Online grocer Ocado has showcased a ‘soft’ robotic arm to pick fruit and vegetables without damaging them in its warehouses.

The world’s largest online-only retailer of its kind has been working with Technische Universität Berlin (TUB) to develop innovative robotic solutions.

At its already highly-automated warehouse in Andover, Hampshire, robots select crates containing some 48,000 items that make up customer orders.

These crates are currently taken to a human team for selection, but in future this new technology could replace them.

To avoid damaging sensitive and unpredictably shaped grocery items, the robotic arm uses the principle of ‘environmental constraint exploitation’ to establish a carefully orchestrated interaction between the hand, the object being grasped, and the environment surrounding the respective item.

It represents an integral part of the SoMa project - a European Union-funded, Horizon 2020 programme for research and innovation in the field of humanoid robotics.

Ocado

This venture also includes researchers, academics and scientists from the University of Pisa, the Italian Institute of Technology (IIT), Deutsches Zentrum für Luft- und Raumfahrt (DLR, the German aerospace agency), the Institute of Science and Technology Austria, and Disney Research Zürich.

 Dr Graham Deacon, robotics research team leader at Ocado Technology, said: "Ocado and its academic partners are developing some of the most innovative technologies in the field of robotics.

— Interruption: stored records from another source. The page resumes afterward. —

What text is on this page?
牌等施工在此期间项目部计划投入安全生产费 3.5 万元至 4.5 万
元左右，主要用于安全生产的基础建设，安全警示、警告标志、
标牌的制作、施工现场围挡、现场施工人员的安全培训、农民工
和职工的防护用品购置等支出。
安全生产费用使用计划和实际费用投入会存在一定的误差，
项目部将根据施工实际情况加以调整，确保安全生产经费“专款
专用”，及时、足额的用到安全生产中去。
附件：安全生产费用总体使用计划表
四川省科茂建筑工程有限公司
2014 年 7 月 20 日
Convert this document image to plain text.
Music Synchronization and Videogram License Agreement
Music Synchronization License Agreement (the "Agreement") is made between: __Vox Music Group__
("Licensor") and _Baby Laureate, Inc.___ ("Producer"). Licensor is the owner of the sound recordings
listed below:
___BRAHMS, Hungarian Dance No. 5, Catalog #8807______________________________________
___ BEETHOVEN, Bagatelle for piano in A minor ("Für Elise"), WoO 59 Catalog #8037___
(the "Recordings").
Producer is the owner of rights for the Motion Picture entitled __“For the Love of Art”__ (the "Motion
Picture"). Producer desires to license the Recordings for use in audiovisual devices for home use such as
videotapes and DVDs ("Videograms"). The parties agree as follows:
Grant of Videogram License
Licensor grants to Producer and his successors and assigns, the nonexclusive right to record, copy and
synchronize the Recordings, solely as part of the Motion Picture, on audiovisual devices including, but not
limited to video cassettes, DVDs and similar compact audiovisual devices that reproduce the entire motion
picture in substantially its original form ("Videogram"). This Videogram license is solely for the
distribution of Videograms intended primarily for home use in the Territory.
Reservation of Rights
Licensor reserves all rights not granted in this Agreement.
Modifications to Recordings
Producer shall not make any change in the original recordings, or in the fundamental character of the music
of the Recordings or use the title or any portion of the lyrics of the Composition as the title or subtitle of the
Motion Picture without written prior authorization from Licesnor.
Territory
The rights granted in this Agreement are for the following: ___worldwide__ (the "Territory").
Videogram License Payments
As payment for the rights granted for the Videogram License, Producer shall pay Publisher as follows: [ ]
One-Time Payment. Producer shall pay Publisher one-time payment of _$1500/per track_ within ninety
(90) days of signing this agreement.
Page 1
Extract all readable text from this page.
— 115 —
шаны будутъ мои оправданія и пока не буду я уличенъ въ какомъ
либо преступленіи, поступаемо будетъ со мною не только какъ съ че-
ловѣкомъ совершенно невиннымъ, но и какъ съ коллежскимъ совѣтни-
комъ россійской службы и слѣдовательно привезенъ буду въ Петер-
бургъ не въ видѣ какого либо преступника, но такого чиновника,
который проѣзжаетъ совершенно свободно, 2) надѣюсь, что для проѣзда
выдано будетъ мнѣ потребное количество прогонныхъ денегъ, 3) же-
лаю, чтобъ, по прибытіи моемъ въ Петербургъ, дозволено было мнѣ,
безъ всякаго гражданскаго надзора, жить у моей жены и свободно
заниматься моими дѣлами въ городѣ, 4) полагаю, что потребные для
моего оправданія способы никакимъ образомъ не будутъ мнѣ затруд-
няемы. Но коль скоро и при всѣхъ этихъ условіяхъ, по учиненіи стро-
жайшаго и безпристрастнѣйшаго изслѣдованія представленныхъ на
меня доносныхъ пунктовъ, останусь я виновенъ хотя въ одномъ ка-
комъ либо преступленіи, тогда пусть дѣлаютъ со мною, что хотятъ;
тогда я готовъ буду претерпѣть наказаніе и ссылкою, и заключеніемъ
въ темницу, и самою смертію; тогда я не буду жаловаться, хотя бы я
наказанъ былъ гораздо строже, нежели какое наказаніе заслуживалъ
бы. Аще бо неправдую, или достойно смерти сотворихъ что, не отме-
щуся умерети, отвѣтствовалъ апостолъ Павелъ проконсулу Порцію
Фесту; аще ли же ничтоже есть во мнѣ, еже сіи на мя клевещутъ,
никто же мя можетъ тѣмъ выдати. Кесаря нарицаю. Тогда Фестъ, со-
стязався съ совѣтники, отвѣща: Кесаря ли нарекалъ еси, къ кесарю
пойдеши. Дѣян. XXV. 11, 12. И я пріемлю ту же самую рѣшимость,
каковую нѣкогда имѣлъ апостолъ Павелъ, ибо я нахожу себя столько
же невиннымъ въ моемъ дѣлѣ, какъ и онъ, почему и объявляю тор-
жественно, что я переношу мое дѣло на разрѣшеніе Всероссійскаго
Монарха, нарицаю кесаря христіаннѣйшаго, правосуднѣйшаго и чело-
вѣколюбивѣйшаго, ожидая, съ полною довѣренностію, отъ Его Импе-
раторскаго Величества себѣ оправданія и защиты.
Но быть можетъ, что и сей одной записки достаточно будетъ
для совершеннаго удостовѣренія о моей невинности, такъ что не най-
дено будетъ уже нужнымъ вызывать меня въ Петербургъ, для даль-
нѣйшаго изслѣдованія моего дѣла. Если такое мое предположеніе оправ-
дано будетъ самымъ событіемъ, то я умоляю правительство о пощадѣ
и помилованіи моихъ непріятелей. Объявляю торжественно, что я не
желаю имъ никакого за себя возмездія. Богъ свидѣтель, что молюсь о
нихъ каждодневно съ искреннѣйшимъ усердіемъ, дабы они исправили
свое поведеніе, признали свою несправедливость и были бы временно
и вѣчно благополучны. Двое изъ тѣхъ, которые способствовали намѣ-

“With SoMa, we are pursuing a new direction for robotic grasping by developing robot hands that can safely pick easily damageable items such as fruits and vegetables.

“The RBO Hand 2 designed by the Technische Universität Berlin offers a versatile, cost-effective and safe solution for robotic grasping and manipulation that integrates very well with Ocado's highly-automated warehouse retail solutions."

Ocado

The SoMa project is part of a continuum of robotics and engineering R&D projects in development at Ocado.

In December 2016, the firm started operating from its highly automated Andover warehouse which includes hundreds of robots swarming on a grid the size of several football pitches.

In addition, Ocado Technology is a coordinator of the SecondHands project, another Horizon 2020-funded programme that aims to design a collaborative robot that can learn from and offer assistance to warehouse maintenance technicians in a proactive manner.